Todos los días enseñaba en el templo. Por su parte, los sumos sacerdotes, los escribas y los principales del pueblo buscaban acabar con él, pero no sabían qué hacer, porque todo el pueblo estaba pendiente de él, escuchándolo.
Comentario al Evangelio
En el Evangelio de ayer veíamos cómo el Señor se emocionaba al contemplar la ciudad de Jerusalén, hasta el punto de llorar por ella. San Lucas nos narra cómo después de entrar en la ciudad, se dirigió hasta el Templo, entró y se puso a echar a los mercaderes y cambistas.
Lo que hacían los vendedores y cambistas no era algo malo en sí mismo. Los peregrinos llegaban a Jerusalén desde todo el mundo y necesitaban comprar los corderos o las parejas de tórtolas o palomas que se necesitaban para el sacrificio.
Además, la moneda para hacer la contribución al Templo o pagar el rescate por los hijos primogénitos debía hacerse en moneda judía.
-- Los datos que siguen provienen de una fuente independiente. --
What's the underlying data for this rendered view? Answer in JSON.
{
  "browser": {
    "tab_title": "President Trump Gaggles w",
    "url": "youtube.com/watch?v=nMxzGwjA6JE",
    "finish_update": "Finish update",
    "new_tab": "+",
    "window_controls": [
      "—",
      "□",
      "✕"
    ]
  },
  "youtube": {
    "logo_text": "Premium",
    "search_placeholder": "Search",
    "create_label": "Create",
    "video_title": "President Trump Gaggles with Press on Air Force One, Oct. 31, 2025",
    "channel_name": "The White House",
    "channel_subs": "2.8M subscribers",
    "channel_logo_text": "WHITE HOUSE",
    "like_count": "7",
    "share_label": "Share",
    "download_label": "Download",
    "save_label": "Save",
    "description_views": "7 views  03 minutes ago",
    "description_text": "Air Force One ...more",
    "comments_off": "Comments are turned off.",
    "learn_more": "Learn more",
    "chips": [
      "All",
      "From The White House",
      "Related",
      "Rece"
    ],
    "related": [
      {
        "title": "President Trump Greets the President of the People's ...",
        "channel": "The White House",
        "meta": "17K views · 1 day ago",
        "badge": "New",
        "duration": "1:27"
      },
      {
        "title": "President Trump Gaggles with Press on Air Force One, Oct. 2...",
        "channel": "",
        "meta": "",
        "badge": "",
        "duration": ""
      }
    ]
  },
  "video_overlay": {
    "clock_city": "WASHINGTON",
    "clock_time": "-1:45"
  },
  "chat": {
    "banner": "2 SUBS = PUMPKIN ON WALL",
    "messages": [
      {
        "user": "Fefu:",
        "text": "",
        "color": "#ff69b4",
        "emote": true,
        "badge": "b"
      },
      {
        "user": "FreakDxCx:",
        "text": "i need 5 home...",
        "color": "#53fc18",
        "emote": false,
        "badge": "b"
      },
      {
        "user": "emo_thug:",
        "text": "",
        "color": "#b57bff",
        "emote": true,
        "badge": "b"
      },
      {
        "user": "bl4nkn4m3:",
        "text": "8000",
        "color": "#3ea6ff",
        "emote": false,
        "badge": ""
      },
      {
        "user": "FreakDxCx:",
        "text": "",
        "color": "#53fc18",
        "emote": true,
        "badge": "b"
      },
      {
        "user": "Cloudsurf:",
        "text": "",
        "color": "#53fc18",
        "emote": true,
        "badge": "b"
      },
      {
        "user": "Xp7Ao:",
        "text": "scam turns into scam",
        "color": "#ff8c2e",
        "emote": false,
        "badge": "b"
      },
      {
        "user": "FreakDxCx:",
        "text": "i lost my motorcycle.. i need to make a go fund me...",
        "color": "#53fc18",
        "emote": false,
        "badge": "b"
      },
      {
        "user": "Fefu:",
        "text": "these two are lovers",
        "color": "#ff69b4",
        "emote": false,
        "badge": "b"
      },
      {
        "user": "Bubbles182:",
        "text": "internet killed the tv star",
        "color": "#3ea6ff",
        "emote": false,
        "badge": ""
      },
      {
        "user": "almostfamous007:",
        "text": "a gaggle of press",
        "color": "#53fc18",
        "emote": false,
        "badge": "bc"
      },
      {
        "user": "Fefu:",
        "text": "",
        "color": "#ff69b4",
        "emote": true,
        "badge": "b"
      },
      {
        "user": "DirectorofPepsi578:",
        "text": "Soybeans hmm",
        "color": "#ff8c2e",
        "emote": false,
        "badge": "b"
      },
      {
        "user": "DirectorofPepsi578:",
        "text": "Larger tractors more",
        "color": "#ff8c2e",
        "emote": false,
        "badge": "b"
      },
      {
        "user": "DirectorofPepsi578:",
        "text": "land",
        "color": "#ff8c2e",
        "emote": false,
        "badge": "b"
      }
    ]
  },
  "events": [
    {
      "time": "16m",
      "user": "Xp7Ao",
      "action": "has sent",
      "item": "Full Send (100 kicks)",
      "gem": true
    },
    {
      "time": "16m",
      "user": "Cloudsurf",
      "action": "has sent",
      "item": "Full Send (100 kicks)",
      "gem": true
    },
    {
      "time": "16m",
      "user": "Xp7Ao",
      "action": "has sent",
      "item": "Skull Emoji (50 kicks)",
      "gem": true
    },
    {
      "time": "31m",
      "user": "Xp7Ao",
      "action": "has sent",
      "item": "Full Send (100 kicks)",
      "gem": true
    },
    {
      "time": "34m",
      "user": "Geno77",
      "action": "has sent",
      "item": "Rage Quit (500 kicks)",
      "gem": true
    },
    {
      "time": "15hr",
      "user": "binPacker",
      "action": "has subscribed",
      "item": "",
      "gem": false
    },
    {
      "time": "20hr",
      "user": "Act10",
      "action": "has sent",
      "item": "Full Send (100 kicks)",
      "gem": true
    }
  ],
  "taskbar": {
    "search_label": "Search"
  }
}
Por tanto, era necesario que hubiese vendedores de animales y cambistas en algún lugar, pero mejor el lugar para ello no era en el interior del Templo.
Los mercaderes, ansiosos por colocar su puesto en un lugar mejor o ampliar el negocio, habían ido ocupando otros lugares, hasta el punto de que habían traspasado las puertas del Templo.
Ellos, que debían servir a la alabanza y acción de gracias del pueblo de Israel, estaban sirviéndose del Templo para su propio provecho, dejando la alabanza y la acción de gracias en un segundo plano.
En esta escena podemos vernos cada uno de nosotros. Jesús quiere entrar en el Templo de nuestro corazón, de nuestra alma, de nuestra vida -somos hijos de Dios, templos del Espíritu Santo-, como entró en el Templo de Jerusalén. Viene con la misma ilusión, la misma emoción, el mismo empeño: hacer de nuestra vida una casa de oración, un lugar donde vivir en intimidad con nosotros.
El problema es que a veces, a pesar de tanta gracia, nos acostumbramos, perdemos la capacidad de asombro. Podemos perder el sentido de nuestra vida y dejamos a Dios en un rincón.
Acabamos dando más importancia a nuestro trabajo, a nuestro descanso, a nuestras diversiones, a nuestro modo de ver la vida que a Dios. Todo eso son cosas buenas en sí mismas, pero si nos descuidamos, si no hacemos de nuestra alma una casa de oración, Dios acaba en un segundo plano.